Under what conditions would you eschew a CTL and use the Alternate?
When I miss the approach at the destination.
Was it fairly level terrain of mountainous?
Some of each over the years.
I was thinking I'd have much less problem doing a real-live min 600/1 1/2 CTL at let's say OXB than VVS -- and VVS is a home airport.
You'd have a
real problem with a 600-foot ceiling at VVS since the MDA is 673 HAA -- that's a miss for sure. OTOH, the circling mins for the RNAV(GPS) 2 at OXB are 469 HAT, giving you a bit of space to play with. Furthermore, when the weather's that low at OXB, it's usually due to an onshore wind, and landing straight in on 2 is not a bad idea in that case unless it's more southeasterly than NE/E.

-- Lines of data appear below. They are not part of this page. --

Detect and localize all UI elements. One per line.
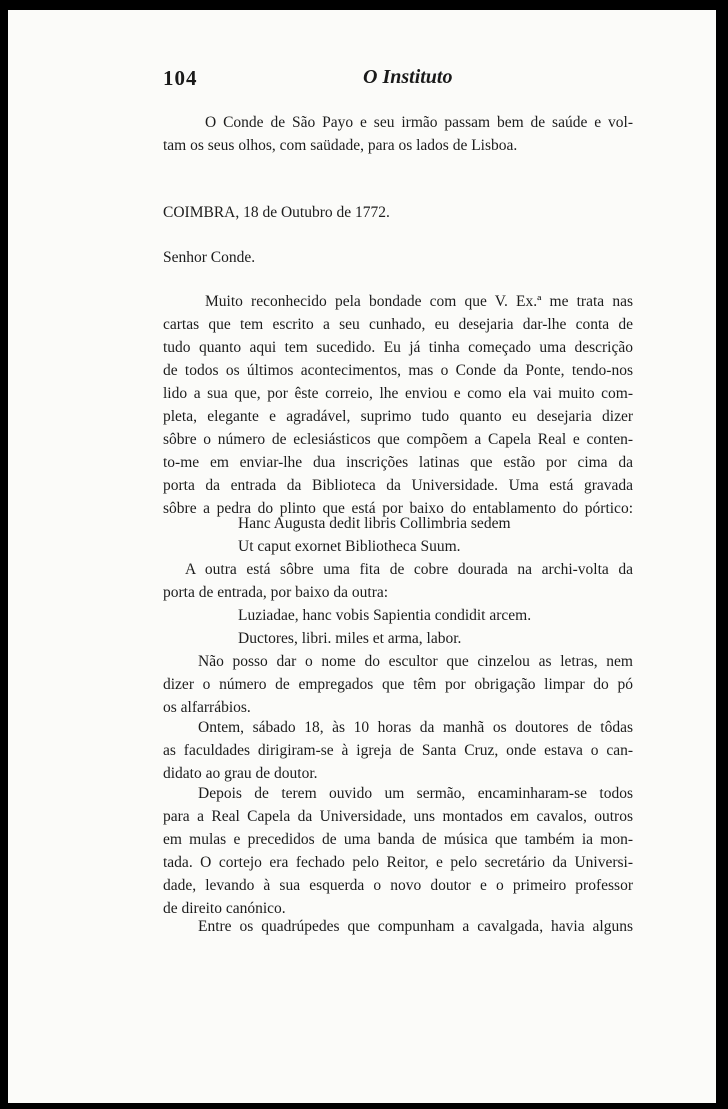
latin-inscription-1 [238, 512, 511, 558]
text-line: em mulas e precedidos de uma banda de música que também ia mon- [163, 831, 633, 848]
paragraph-6 [163, 915, 633, 938]
dateline: COIMBRA, 18 de Outubro de 1772. [163, 204, 390, 221]
text-line: didato ao grau de doutor. [163, 765, 318, 782]
text-line: Muito reconhecido pela bondade com que V. Ex.ª me trata nas [205, 293, 633, 310]
text-line: pleta, elegante e agradável, suprimo tudo quanto eu desejaria dizer [163, 408, 633, 425]
text-line: os alfarrábios. [163, 699, 251, 716]
text-line: Ontem, sábado 18, às 10 horas da manhã os doutores de tôdas [198, 719, 633, 736]
text-line: dade, levando à sua esquerda o novo doutor e o primeiro professor [163, 877, 633, 894]
text-line: tam os seus olhos, com saüdade, para os lados de Lisboa. [163, 137, 518, 154]
book-page [8, 10, 716, 1103]
text-line: Não posso dar o nome do escultor que cinzelou as letras, nem [198, 653, 633, 670]
page-header [163, 66, 463, 96]
text-line: to-me em enviar-lhe dua inscrições latinas que estão por cima da [163, 454, 633, 471]
text-line: A outra está sôbre uma fita de cobre dourada na archi-volta da [185, 561, 633, 578]
latin-inscription-2 [238, 604, 531, 650]
page-number: 104 [163, 66, 198, 90]
running-title: O Instituto [363, 66, 453, 88]
verse-line: Hanc Augusta dedit libris Collimbria sedem [238, 515, 511, 532]
text-line: para a Real Capela da Universidade, uns montados em cavalos, outros [163, 808, 633, 825]
text-line: porta da entrada da Biblioteca da Universidade. Uma está gravada [163, 477, 633, 494]
text-line: tudo quanto aqui tem sucedido. Eu já tinha começado uma descrição [163, 339, 633, 356]
text-line: Entre os quadrúpedes que compunham a cavalgada, havia alguns [198, 918, 633, 935]
text-line: O Conde de São Payo e seu irmão passam bem de saúde e vol- [205, 114, 633, 131]
paragraph-2 [163, 558, 633, 604]
paragraph-4 [163, 716, 633, 785]
text-line: lido a sua que, por êste correio, lhe enviou e como ela vai muito com- [163, 385, 633, 402]
paragraph-3 [163, 650, 633, 719]
text-line: de todos os últimos acontecimentos, mas o Conde da Ponte, tendo-nos [163, 362, 633, 379]
paragraph-1 [163, 290, 633, 520]
text-line: dizer o número de empregados que têm por obrigação limpar do pó [163, 676, 633, 693]
text-line: Depois de terem ouvido um sermão, encaminharam-se todos [198, 785, 633, 802]
text-line: as faculdades dirigiram-se à igreja de Santa Cruz, onde estava o can- [163, 742, 633, 759]
verse-line: Ut caput exornet Bibliotheca Suum. [238, 538, 461, 555]
previous-letter-closing [163, 111, 633, 157]
text-line: tada. O cortejo era fechado pelo Reitor, e pelo secretário da Universi- [163, 854, 633, 871]
text-line: cartas que tem escrito a seu cunhado, eu desejaria dar-lhe conta de [163, 316, 633, 333]
verse-line: Luziadae, hanc vobis Sapientia condidit arcem. [238, 607, 532, 624]
text-line: sôbre a pedra do plinto que está por baixo do entablamento do pórtico: [163, 500, 633, 517]
verse-line: Ductores, libri. miles et arma, labor. [238, 630, 462, 647]
salutation: Senhor Conde. [163, 249, 256, 266]
text-line: sôbre o número de eclesiásticos que compõem a Capela Real e conten- [163, 431, 633, 448]
text-line: porta de entrada, por baixo da outra: [163, 584, 389, 601]
text-line: de direito canónico. [163, 900, 286, 917]
paragraph-5 [163, 782, 633, 920]
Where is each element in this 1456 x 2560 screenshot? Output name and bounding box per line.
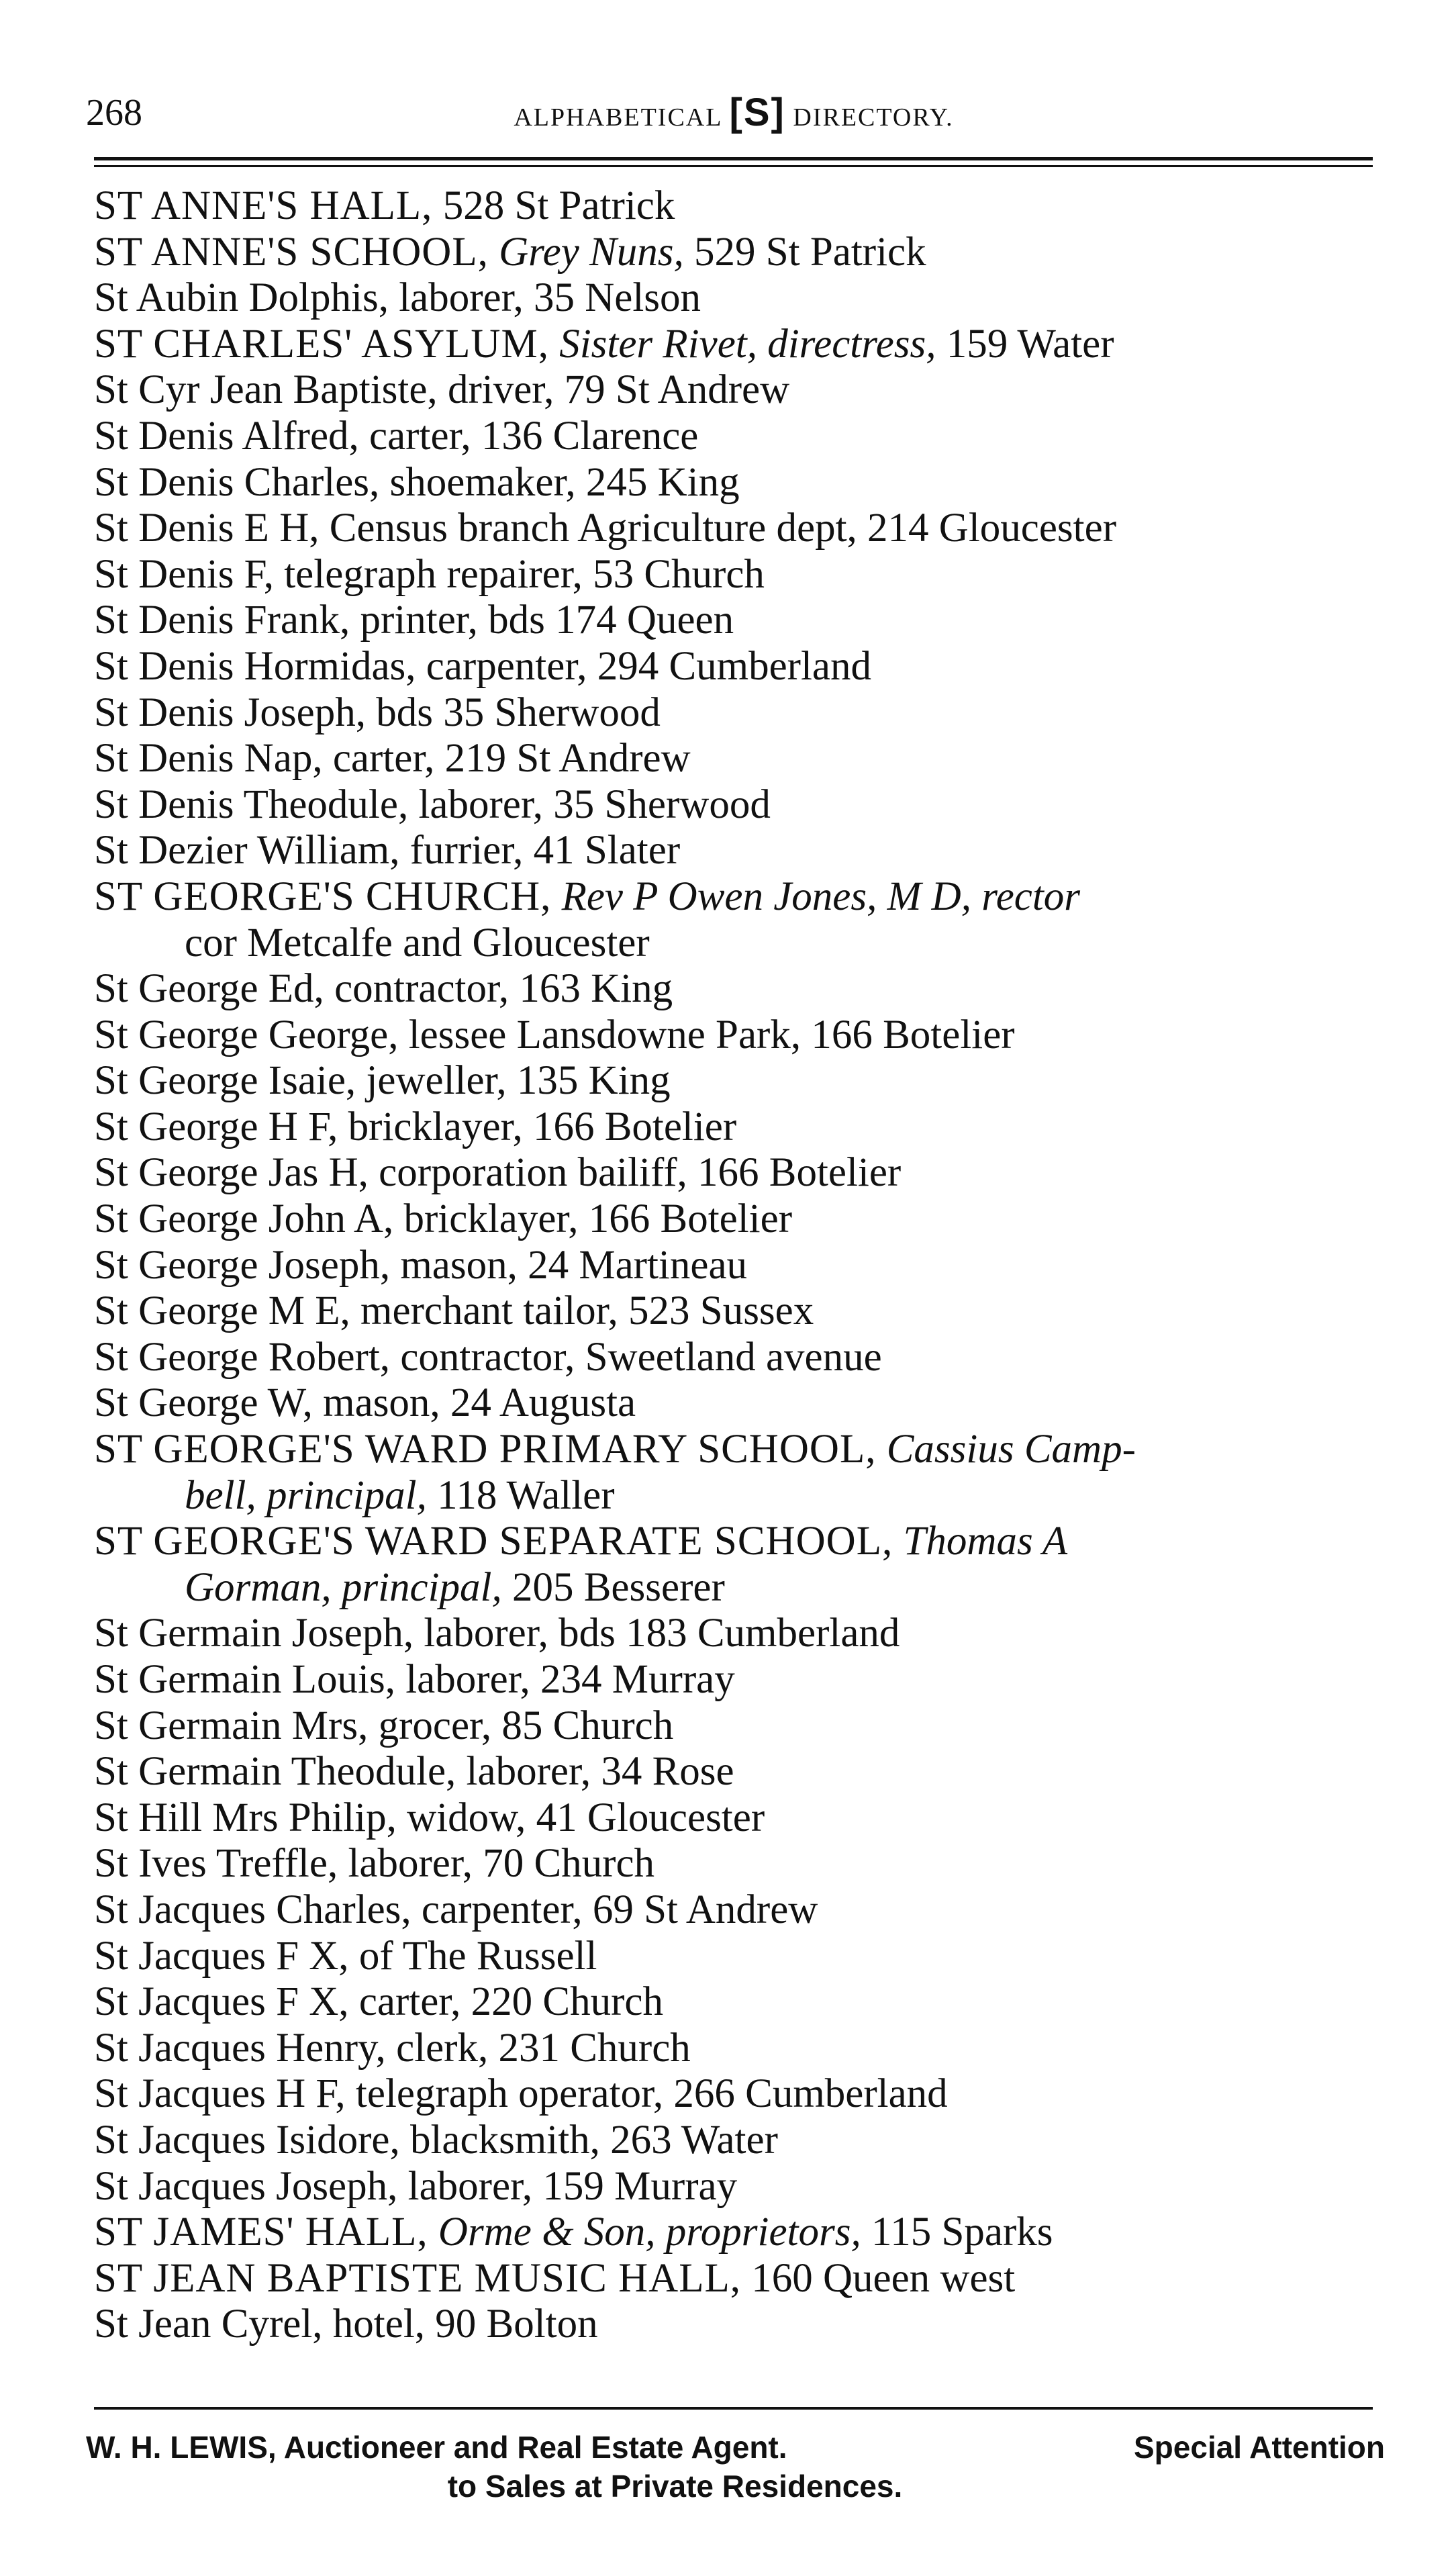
entry-details: printer, bds 174 Queen [360, 598, 734, 643]
entry-italic-note: Sister Rivet, directress, [559, 321, 936, 367]
directory-entry [94, 1703, 1393, 1750]
entry-name: St Jacques Joseph, [94, 2163, 398, 2209]
entry-name: St Denis E H, [94, 506, 320, 551]
entry-name: ST JAMES' HALL, [94, 2210, 428, 2255]
entry-details: driver, 79 St Andrew [447, 367, 790, 413]
entry-details: grocer, 85 Church [378, 1703, 674, 1748]
entry-name: ST ANNE'S SCHOOL, [94, 229, 489, 275]
directory-entry [94, 367, 1393, 414]
directory-entry [94, 1012, 1393, 1059]
page-number: 268 [86, 92, 142, 134]
entry-details: carpenter, 69 St Andrew [421, 1887, 818, 1932]
advertisement-text-right: Special Attention [1134, 2430, 1385, 2465]
entry-details: mason, 24 Martineau [400, 1242, 748, 1288]
directory-entry [94, 1934, 1393, 1980]
directory-entry [94, 782, 1393, 828]
directory-entry [94, 2164, 1393, 2210]
directory-entry [94, 598, 1393, 644]
entry-name: ST GEORGE'S CHURCH, [94, 873, 552, 919]
entry-details: 528 St Patrick [442, 183, 675, 228]
directory-entry [94, 1795, 1393, 1842]
entry-details: carter, 136 Clarence [369, 413, 699, 459]
directory-entry [94, 2210, 1393, 2256]
directory-entry [94, 1887, 1393, 1934]
entry-name: ST GEORGE'S WARD SEPARATE SCHOOL, [94, 1519, 893, 1564]
footer-rule [94, 2407, 1373, 2410]
entry-continuation-text: 118 Waller [437, 1472, 615, 1518]
running-title-left: ALPHABETICAL [514, 103, 722, 132]
directory-entry [94, 1104, 1393, 1151]
entry-name: St Ives Treffle, [94, 1841, 338, 1887]
advertisement-line-1 [86, 2428, 1385, 2467]
directory-entry [94, 874, 1393, 966]
entry-details: lessee Lansdowne Park, 166 Botelier [408, 1012, 1015, 1057]
header-rule-thick [94, 157, 1373, 160]
entry-name: St Germain Mrs, [94, 1703, 369, 1748]
directory-entry [94, 2026, 1393, 2072]
directory-entry [94, 1749, 1393, 1795]
entry-details: laborer, 34 Rose [466, 1749, 734, 1795]
header-rule-thin [94, 165, 1373, 167]
entry-details: merchant tailor, 523 Sussex [360, 1288, 814, 1334]
directory-entry [94, 644, 1393, 690]
entry-details: contractor, 163 King [334, 966, 673, 1012]
directory-entry [94, 1150, 1393, 1196]
entry-details: carter, 219 St Andrew [332, 736, 691, 781]
entry-details: carter, 220 Church [358, 1979, 663, 2025]
directory-entry [94, 1058, 1393, 1104]
entry-name: St George H F, [94, 1104, 338, 1149]
entry-details: jeweller, 135 King [366, 1058, 671, 1104]
directory-entry [94, 2071, 1393, 2118]
entry-name: St Germain Joseph, [94, 1611, 414, 1656]
directory-entry [94, 1841, 1393, 1887]
entry-name: St Denis Alfred, [94, 413, 359, 459]
entry-details: 529 St Patrick [693, 229, 926, 275]
entry-details: telegraph repairer, 53 Church [284, 551, 765, 597]
advertisement-line-2: to Sales at Private Residences. [447, 2469, 903, 2504]
entry-name: ST JEAN BAPTISTE MUSIC HALL, [94, 2255, 741, 2301]
entry-details: 115 Sparks [871, 2210, 1053, 2255]
directory-entries [94, 183, 1393, 2348]
entry-details: Census branch Agriculture dept, 214 Gloucester [329, 506, 1117, 551]
directory-entry [94, 2302, 1393, 2348]
entry-name: St George Jas H, [94, 1150, 369, 1196]
entry-name: St George M E, [94, 1288, 350, 1334]
entry-name: St Denis Theodule, [94, 781, 409, 827]
entry-details: laborer, 35 Sherwood [418, 781, 771, 827]
entry-details: blacksmith, 263 Water [409, 2117, 778, 2163]
entry-name: ST ANNE'S HALL, [94, 183, 433, 228]
entry-details: 160 Queen west [751, 2255, 1016, 2301]
entry-details: hotel, 90 Bolton [332, 2302, 598, 2347]
entry-name: St Aubin Dolphis, [94, 275, 389, 321]
entry-name: St George Ed, [94, 966, 324, 1012]
directory-entry [94, 2118, 1393, 2164]
directory-entry [94, 1427, 1393, 1519]
entry-continuation-italic: bell, principal, [185, 1472, 427, 1518]
directory-entry [94, 552, 1393, 598]
directory-entry [94, 1243, 1393, 1289]
advertisement-footer [86, 2428, 1385, 2506]
entry-details: bricklayer, 166 Botelier [403, 1196, 793, 1242]
entry-name: St George Joseph, [94, 1242, 391, 1288]
entry-continuation-italic: Gorman, principal, [185, 1564, 502, 1610]
entry-details: laborer, 35 Nelson [399, 275, 701, 321]
entry-details: bds 35 Sherwood [376, 690, 661, 735]
entry-name: St Jacques F X, [94, 1933, 349, 1979]
running-title [86, 86, 1381, 144]
entry-details: laborer, 159 Murray [407, 2163, 738, 2209]
entry-name: St George Isaie, [94, 1058, 356, 1104]
entry-name: St Denis Hormidas, [94, 643, 416, 689]
entry-details: laborer, 234 Murray [405, 1657, 735, 1702]
entry-name: St Germain Louis, [94, 1657, 395, 1702]
entry-name: St Jacques Henry, [94, 2025, 386, 2071]
directory-entry [94, 1380, 1393, 1427]
entry-name: St Denis Frank, [94, 598, 350, 643]
entry-details: shoemaker, 245 King [389, 459, 740, 505]
directory-entry [94, 322, 1393, 368]
entry-details: laborer, 70 Church [348, 1841, 655, 1887]
entry-name: St Jacques H F, [94, 2071, 346, 2117]
entry-name: ST CHARLES' ASYLUM, [94, 321, 549, 367]
entry-name: St Cyr Jean Baptiste, [94, 367, 438, 413]
entry-details: clerk, 231 Church [396, 2025, 691, 2071]
entry-continuation [94, 1473, 1393, 1519]
entry-name: St Dezier William, [94, 828, 400, 873]
entry-details: laborer, bds 183 Cumberland [424, 1611, 900, 1656]
entry-details: telegraph operator, 266 Cumberland [355, 2071, 948, 2117]
entry-name: St George John A, [94, 1196, 394, 1242]
directory-entry [94, 2256, 1393, 2302]
directory-entry [94, 460, 1393, 506]
page-header [86, 86, 1381, 140]
entry-name: St George W, [94, 1380, 313, 1426]
directory-entry [94, 1657, 1393, 1703]
entry-italic-note: Rev P Owen Jones, M D, rector [561, 873, 1081, 919]
directory-entry [94, 1288, 1393, 1335]
entry-details: mason, 24 Augusta [323, 1380, 636, 1426]
entry-name: ST GEORGE'S WARD PRIMARY SCHOOL, [94, 1427, 877, 1472]
directory-entry [94, 1519, 1393, 1611]
entry-details: contractor, Sweetland avenue [400, 1334, 882, 1380]
entry-name: St Jacques Isidore, [94, 2117, 400, 2163]
entry-details: furrier, 41 Slater [409, 828, 681, 873]
entry-details: carpenter, 294 Cumberland [426, 643, 871, 689]
entry-name: St Denis Nap, [94, 736, 323, 781]
directory-entry [94, 506, 1393, 552]
entry-italic-note: Cassius Camp- [886, 1427, 1136, 1472]
entry-continuation [94, 1565, 1393, 1611]
entry-name: St Denis Joseph, [94, 690, 366, 735]
entry-details: corporation bailiff, 166 Botelier [379, 1150, 902, 1196]
entry-name: St Denis F, [94, 551, 274, 597]
entry-details: widow, 41 Gloucester [407, 1795, 765, 1840]
entry-continuation-text: 205 Besserer [512, 1564, 725, 1610]
directory-entry [94, 828, 1393, 874]
entry-name: St Jacques F X, [94, 1979, 349, 2025]
entry-details: bricklayer, 166 Botelier [348, 1104, 737, 1149]
entry-name: St Denis Charles, [94, 459, 380, 505]
entry-name: St George George, [94, 1012, 399, 1057]
entry-name: St George Robert, [94, 1334, 391, 1380]
directory-entry [94, 690, 1393, 737]
running-title-letter: [S] [729, 91, 785, 134]
entry-details: 159 Water [946, 321, 1114, 367]
entry-name: St Jean Cyrel, [94, 2302, 323, 2347]
directory-entry [94, 230, 1393, 276]
entry-name: St Jacques Charles, [94, 1887, 411, 1932]
entry-details: of The Russell [358, 1933, 597, 1979]
directory-entry [94, 1335, 1393, 1381]
directory-entry [94, 1979, 1393, 2026]
directory-entry [94, 966, 1393, 1012]
running-title-right: DIRECTORY. [793, 103, 954, 132]
advertisement-text-left: W. H. LEWIS, Auctioneer and Real Estate Agent. [86, 2430, 787, 2465]
entry-continuation [94, 920, 1393, 967]
directory-entry [94, 183, 1393, 230]
entry-italic-note: Orme & Son, proprietors, [438, 2210, 861, 2255]
entry-italic-note: Grey Nuns, [499, 229, 684, 275]
directory-entry [94, 275, 1393, 322]
entry-name: St Germain Theodule, [94, 1749, 456, 1795]
entry-continuation-text: cor Metcalfe and Gloucester [185, 920, 650, 965]
directory-entry [94, 414, 1393, 460]
entry-italic-note: Thomas A [903, 1519, 1068, 1564]
entry-name: St Hill Mrs Philip, [94, 1795, 397, 1840]
directory-entry [94, 1196, 1393, 1243]
directory-entry [94, 1611, 1393, 1657]
directory-entry [94, 736, 1393, 782]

And that would have the potential to be quite disorienting to hit the missed appropriately if you CTL and hit some cloud or obscuration at 600' AGL -- would be tense, for sure.
Well, with 131 feet to play with, it's not that hard to stay below the cloud while above MDA at OXB. OTOH, if the clouds are 70 feet below MDA, as they would be a VVS with a 600-foot ceiling, you're pretty much toast before you leave the IAF.
Look, I know you're pretty uncomfortable with CTL's. That's typical, especially for pilots today who are used to having a straight in approach to most any runway. There just isn't the emphasis on CTL in IR training that there used to be when we didn't have a GPS approach to each runway. Those of us who've been flying IFR for several decades had to learn them, and be able to fly them routinely, especially if we were hauling passengers who were paying to get to that location. If we CFI-I's spent more effort teaching circling techniques during IR training, I think a lot of the fear factor due to lack of familiarity/practice with CTL's would go away.
Now don't nobody get the wrong idea -- the risk factor goes up on CTL's, especially when visibility is down. As someone else noted above, I'd rather fly a CTL with the ceiling 100 above MDA but good visibility than with the visibility only a half mile above mins and the ceiling unlimited. It's something you must practice for and be comfortable with or you shouldn't try it for real. But as long as you learn it and practice it, it's another tool in the tool kit that may come in handy some day.